Les 8 manières dont la sophrologie lutte contre les acouphènes

Bourdonnements, chuintements, sifflements : la sophrologie est une solution douce qui permet d’apprendre à apprivoiser les acouphènes en diminuant le stress qu’ils induisent. La sophrologie permet de lutter contre différents symptômes. On vous explique lesquels dans cet article.

Son action sur l’état de stress

Le stress est un état émotionnel instinctif pour nous préparer à deux options : l’attaque ou la fuite. Lorsque cet état se prolonge dans le temps, on parle alors de stress chronique. Cette tension constante de l’esprit et du corps est néfaste pour la santé et peut évoluer vers de graves maladies.

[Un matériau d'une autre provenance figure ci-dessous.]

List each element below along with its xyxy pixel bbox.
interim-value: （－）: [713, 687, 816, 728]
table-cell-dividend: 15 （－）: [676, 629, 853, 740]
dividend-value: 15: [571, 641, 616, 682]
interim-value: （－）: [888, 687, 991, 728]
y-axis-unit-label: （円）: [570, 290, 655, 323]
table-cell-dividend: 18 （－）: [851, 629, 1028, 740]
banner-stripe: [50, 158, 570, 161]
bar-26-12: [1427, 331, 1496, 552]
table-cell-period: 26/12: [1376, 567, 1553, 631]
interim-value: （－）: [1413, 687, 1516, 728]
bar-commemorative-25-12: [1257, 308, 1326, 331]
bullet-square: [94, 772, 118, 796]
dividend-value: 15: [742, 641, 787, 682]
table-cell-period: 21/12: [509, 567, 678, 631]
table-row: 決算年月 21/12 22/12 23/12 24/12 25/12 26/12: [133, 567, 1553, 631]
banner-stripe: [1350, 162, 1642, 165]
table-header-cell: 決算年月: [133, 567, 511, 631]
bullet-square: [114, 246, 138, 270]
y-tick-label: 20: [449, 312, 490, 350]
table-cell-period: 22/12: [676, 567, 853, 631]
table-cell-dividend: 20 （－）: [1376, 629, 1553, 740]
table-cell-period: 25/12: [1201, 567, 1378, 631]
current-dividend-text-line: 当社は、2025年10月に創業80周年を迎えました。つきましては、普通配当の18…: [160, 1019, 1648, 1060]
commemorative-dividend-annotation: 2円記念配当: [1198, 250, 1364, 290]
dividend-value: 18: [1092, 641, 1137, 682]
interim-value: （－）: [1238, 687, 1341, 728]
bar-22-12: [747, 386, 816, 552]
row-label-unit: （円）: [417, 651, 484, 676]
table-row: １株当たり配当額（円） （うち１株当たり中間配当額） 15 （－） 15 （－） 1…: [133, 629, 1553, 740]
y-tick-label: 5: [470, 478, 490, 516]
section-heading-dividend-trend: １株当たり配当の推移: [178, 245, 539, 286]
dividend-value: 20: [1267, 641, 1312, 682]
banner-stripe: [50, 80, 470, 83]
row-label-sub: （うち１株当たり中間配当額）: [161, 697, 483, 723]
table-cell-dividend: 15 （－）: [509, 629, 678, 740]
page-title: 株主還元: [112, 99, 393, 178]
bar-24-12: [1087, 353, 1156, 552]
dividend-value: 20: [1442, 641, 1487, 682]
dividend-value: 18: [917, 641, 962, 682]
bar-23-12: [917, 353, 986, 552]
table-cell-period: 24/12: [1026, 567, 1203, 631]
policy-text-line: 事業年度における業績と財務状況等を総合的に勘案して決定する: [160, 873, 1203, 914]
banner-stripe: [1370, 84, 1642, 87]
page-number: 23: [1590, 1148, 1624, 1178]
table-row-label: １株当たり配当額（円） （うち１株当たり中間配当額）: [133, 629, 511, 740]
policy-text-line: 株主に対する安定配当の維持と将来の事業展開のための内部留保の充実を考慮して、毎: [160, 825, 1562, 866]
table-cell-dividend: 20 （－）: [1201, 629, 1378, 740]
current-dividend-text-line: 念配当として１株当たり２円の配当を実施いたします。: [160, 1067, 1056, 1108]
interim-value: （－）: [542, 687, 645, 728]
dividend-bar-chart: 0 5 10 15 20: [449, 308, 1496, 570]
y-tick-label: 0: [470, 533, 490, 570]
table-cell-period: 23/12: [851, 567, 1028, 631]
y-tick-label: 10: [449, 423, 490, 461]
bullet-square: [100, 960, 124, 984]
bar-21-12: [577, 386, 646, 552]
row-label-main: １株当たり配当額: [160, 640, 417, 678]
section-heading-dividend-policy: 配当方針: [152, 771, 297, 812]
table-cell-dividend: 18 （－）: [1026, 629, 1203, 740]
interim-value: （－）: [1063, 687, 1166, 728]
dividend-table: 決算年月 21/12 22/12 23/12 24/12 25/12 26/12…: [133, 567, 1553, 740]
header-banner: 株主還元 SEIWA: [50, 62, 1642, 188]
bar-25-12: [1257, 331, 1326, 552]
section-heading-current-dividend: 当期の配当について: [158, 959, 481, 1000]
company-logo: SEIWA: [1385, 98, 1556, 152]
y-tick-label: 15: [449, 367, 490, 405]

Concernant les acouphènes, le stress agit comme un amplificateur. Chez la majorité des personnes, lorsque le stress s’accentue, la perception du bruit augmente.

Pourquoi ce phénomène ? Le cortex auditif, qui gère le traitement des sons, interagit étroitement avec le système limbique, qui n’est autre que le siège des émotions.

Résultat : plus la partie émotionnelle est stimulée, comme c’est le cas lors d’un épisode de stress, plus le cortex auditif sera sensible et perturbé. Cela aura pour conséquence une hyper-perception des symptômes acouphéniques.

Qui dit plus de stress, dit acouphènes plus forts et inversement. On entre alors dans un cercle vicieux.

C’est là qu’intervient la sophrologie pour apprendre à gérer son stress et limiter dans le même temps les acouphènes.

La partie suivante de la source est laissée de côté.